Aus sprechtechnischer Sicht wird es dann problematisch, wenn kosmetische Eingriffe nicht nur zu sehen, sondern sogar zu hören sind.
Ich habe in den letzten Jahren immer wieder die Entdeckung gemacht, dass manche Frauen den Buchstaben “F” beispielsweise gar nicht mehr richtig “pfeifen” konnten, da ihre Ringmuskulatur rund um den Mund nur noch eingeschränkt funktionierte. Wenn Madame nach einem zu gut gemeinten “Lipflip” zwar die gewünscht größere Oberlippe voller Stolz schürzt, ihr jedoch keine natürliche Lippenmimik mehr gelingt, dann wird die Aussprache insgesamt undeutlicher. Schlecht artikulierte Sprache führt selten zu mehr Wirkung.

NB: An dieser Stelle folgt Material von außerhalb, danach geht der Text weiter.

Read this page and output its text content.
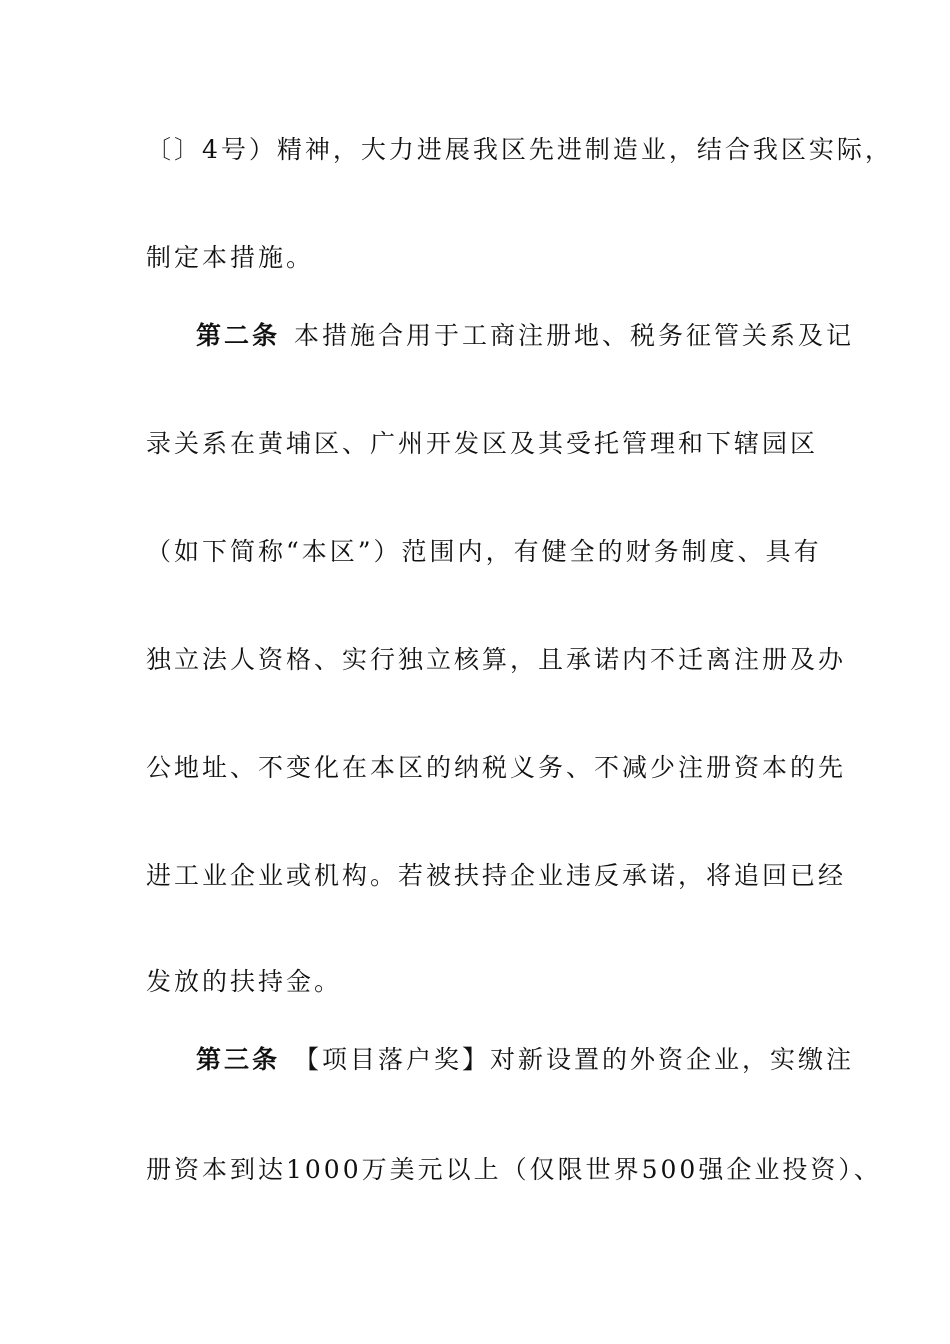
〔〕4号）精神，大力进展我区先进制造业，结合我区实际，
制定本措施。
第二条 本措施合用于工商注册地、税务征管关系及记
录关系在黄埔区、广州开发区及其受托管理和下辖园区
（如下简称“本区”）范围内，有健全的财务制度、具有
独立法人资格、实行独立核算，且承诺内不迁离注册及办
公地址、不变化在本区的纳税义务、不减少注册资本的先
进工业企业或机构。若被扶持企业违反承诺，将追回已经
发放的扶持金。
第三条 【项目落户奖】对新设置的外资企业，实缴注
册资本到达1000万美元以上（仅限世界500强企业投资）、
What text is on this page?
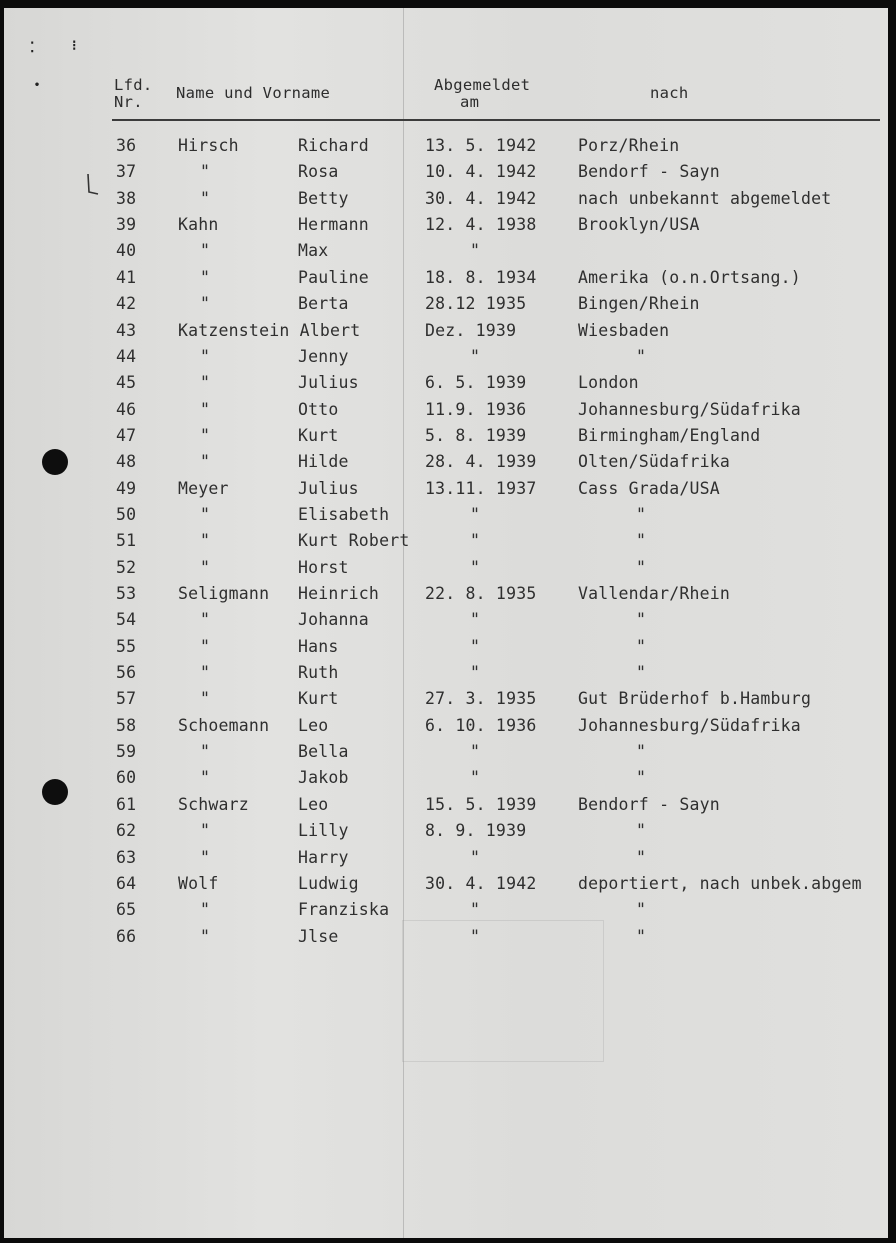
⁚	⁝
•	Lfd.
Nr.	Name und Vorname	Abgemeldet
am	nach
36	Hirsch	Richard	13. 5. 1942	Porz/Rhein
37	"	Rosa	10. 4. 1942	Bendorf - Sayn
38	"	Betty	30. 4. 1942	nach unbekannt abgemeldet
39	Kahn	Hermann	12. 4. 1938	Brooklyn/USA
40	"	Max	"
41	"	Pauline	18. 8. 1934	Amerika (o.n.Ortsang.)
42	"	Berta	28.12 1935	Bingen/Rhein
43	Katzenstein Albert	Dez. 1939	Wiesbaden
44	"	Jenny	"	"
45	"	Julius	6. 5. 1939	London
46	"	Otto	11.9. 1936	Johannesburg/Südafrika
47	"	Kurt	5. 8. 1939	Birmingham/England
48	"	Hilde	28. 4. 1939	Olten/Südafrika
49	Meyer	Julius	13.11. 1937	Cass Grada/USA
50	"	Elisabeth	"	"
51	"	Kurt Robert	"	"
52	"	Horst	"	"
53	Seligmann Heinrich	22. 8. 1935	Vallendar/Rhein
54	"	Johanna	"	"
55	"	Hans	"	"
56	"	Ruth	"	"
57	"	Kurt	27. 3. 1935	Gut Brüderhof b.Hamburg
58	Schoemann Leo	6. 10. 1936	Johannesburg/Südafrika
59	"	Bella	"	"
60	"	Jakob	"	"
61	Schwarz	Leo	15. 5. 1939	Bendorf - Sayn
62	"	Lilly	8. 9. 1939	"
63	"	Harry	"	"
64	Wolf	Ludwig	30. 4. 1942	deportiert, nach unbek.abgem
65	"	Franziska	"	"
66	"	Jlse	"	"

Früher waren Zahnfehlstellungen, phonetische Auffälligkeiten oder falsch gesetzte Regulierungen aus sprechtechnischer Sicht ein Problem. Heute redet die Schönheitsindustrie im Gesicht mit. Aufgespritzte Lippen sind kein Garant für gute Aussprache – wir brauchen unseren gesamten Sprechapparat zur Bildung und deutlichen Artikulation von Worten. Besonders die Lippenlaute sind dabei ständig im Einsatz. Beispielsweise bei den Klingern „b“, „p“, „m“, „f“ und „v“ müssen unsere Lippen mal pressen, dann wieder flott schließen oder pfeifen und damit ständig arbeiten.
Unsere Sprache besteht nicht nur aus Zahn,- Gaumen- oder Rachenlauten. Den Satz: “Barbara bleibt bis Bern im Bus” können “Lipflipper” und andere optimierte Schmollmünder oft gar nicht mehr mit dem dafür nötigen stimmhaften “b” produzieren, weil der dafür nötige Druck auf die Lippenmuskulatur fehlt. Lippengespritzte Damen der besseren Gesellschaft wurden selbst akustisch Zeuginnen ihrer Sprachaufnahmen und hörten sich falsch sagen: “Fui, das Ferd frisst keinen Feffer!” Für ein richtig gebildetes “pf” brauchen sogenannte “Affrikata” phonetisch betrachtet eine verzögerte Verschlusslautlösung. Wenn der orale Atemstrom jedoch auf ein Hindernis stößt, dann verändert das die gewünschte Lautbildung.
Klinger werden auch “Halbvokale” genannt und lassen damit schon ihre große Bedeutung für charismatische Sprache erahnen. Je weniger klingt, desto flacher wird der Rededuktus und umso monotoner spricht ein Mensch.
Fazit: Wer immer in der “Schnoferl-Position” spricht, der schürzt zwar möglicherweise nach ästhetischen Gesichtspunkten optimal die Lippen, nur artikulatorisch betrachtet taugt diese Mundöffnung fürs Sprechen nicht.